From Steve Loughran <ste...@apache.org>
Subject Re: web-based file transfer
Date Wed, 03 Nov 2010 11:35:21 GMT
On 02/11/10 18:25, Mark Laffoon wrote:
> We want to enable our web-based client (i.e. browser client, java applet,
> whatever?) to transfer files into a system backed by hdfs. The obvious
> simple solution is to do http file uploads, then copy the file to hdfs. I
> was wondering if there is a way to do it with an hdfs-enabled applet where
> the server gives the client the necessary hadoop configuration
> information, and the client applet pushes the data directly into hdfs.

I recall some work done with webdav
-but I don't think it's progressed

I've done things like this in the past with servlets and forms; the 
webapp you deploy has the hadoop configuration (and the network rights 
to talk to HDFS in the datacentre), the clients PUT/POST up content


However, you are limited to 2GB worth of upload/download in most web 
clients, some (chrome) go up to 4GB but you are pushing the limit there. 
Even all the Java servlet APIs assume that the content-length header 
fits into a signed 32 bit integer and gets unhappy once you go over 2GB 
(something I worry about in 
http://jira.smartfrog.org/jira/browse/SFOS-1476 )

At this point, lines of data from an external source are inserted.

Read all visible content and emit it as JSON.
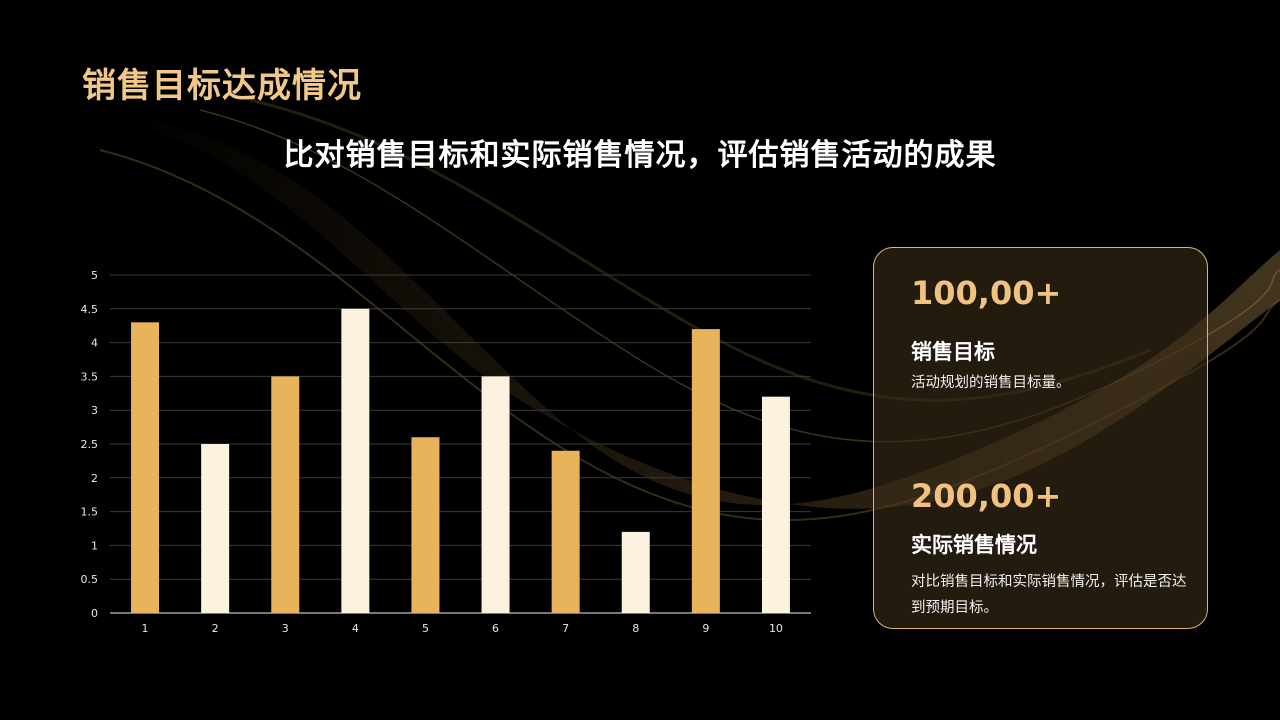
{
  "title": "销售目标达成情况",
  "subtitle": "比对销售目标和实际销售情况，评估销售活动的成果",
  "colors": {
    "accent": "#E8B35A",
    "light": "#FDF1E0",
    "background": "#000000",
    "title": "#F0C88A"
  },
  "chart_data": {
    "type": "bar",
    "categories": [
      "1",
      "2",
      "3",
      "4",
      "5",
      "6",
      "7",
      "8",
      "9",
      "10"
    ],
    "values": [
      4.3,
      2.5,
      3.5,
      4.5,
      2.6,
      3.5,
      2.4,
      1.2,
      4.2,
      3.2
    ],
    "bar_colors": [
      "#E8B35A",
      "#FDF1E0",
      "#E8B35A",
      "#FDF1E0",
      "#E8B35A",
      "#FDF1E0",
      "#E8B35A",
      "#FDF1E0",
      "#E8B35A",
      "#FDF1E0"
    ],
    "ylim": [
      0,
      5
    ],
    "yticks": [
      "0",
      "0.5",
      "1",
      "1.5",
      "2",
      "2.5",
      "3",
      "3.5",
      "4",
      "4.5",
      "5"
    ],
    "grid": true,
    "title": "",
    "xlabel": "",
    "ylabel": ""
  },
  "stats": [
    {
      "value": "100,00+",
      "label": "销售目标",
      "desc": "活动规划的销售目标量。"
    },
    {
      "value": "200,00+",
      "label": "实际销售情况",
      "desc": "对比销售目标和实际销售情况，评估是否达到预期目标。"
    }
  ]
}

Because Hadoop really likes large files -tens to hundreds of GB in a big 
cluster- I don't think the current web infrastructure is up to working 
with it.

that said, looking at hudson for the nightly runs of my bulk IO tests , 
jetty will serve up 4GB in 5 minutes (loopback if), and I can POST  or 
PUT up 4GB, but I have to get/set content length headers myself rather 
than rely on the java.net client and servlet implementations to handle it:


If you can control the client, then maybe you would be able to do >4GB 
uploads, but otherwise you are stuck with data <2GB in size, which is, 
-what- 4-8 blocks in a production cluster?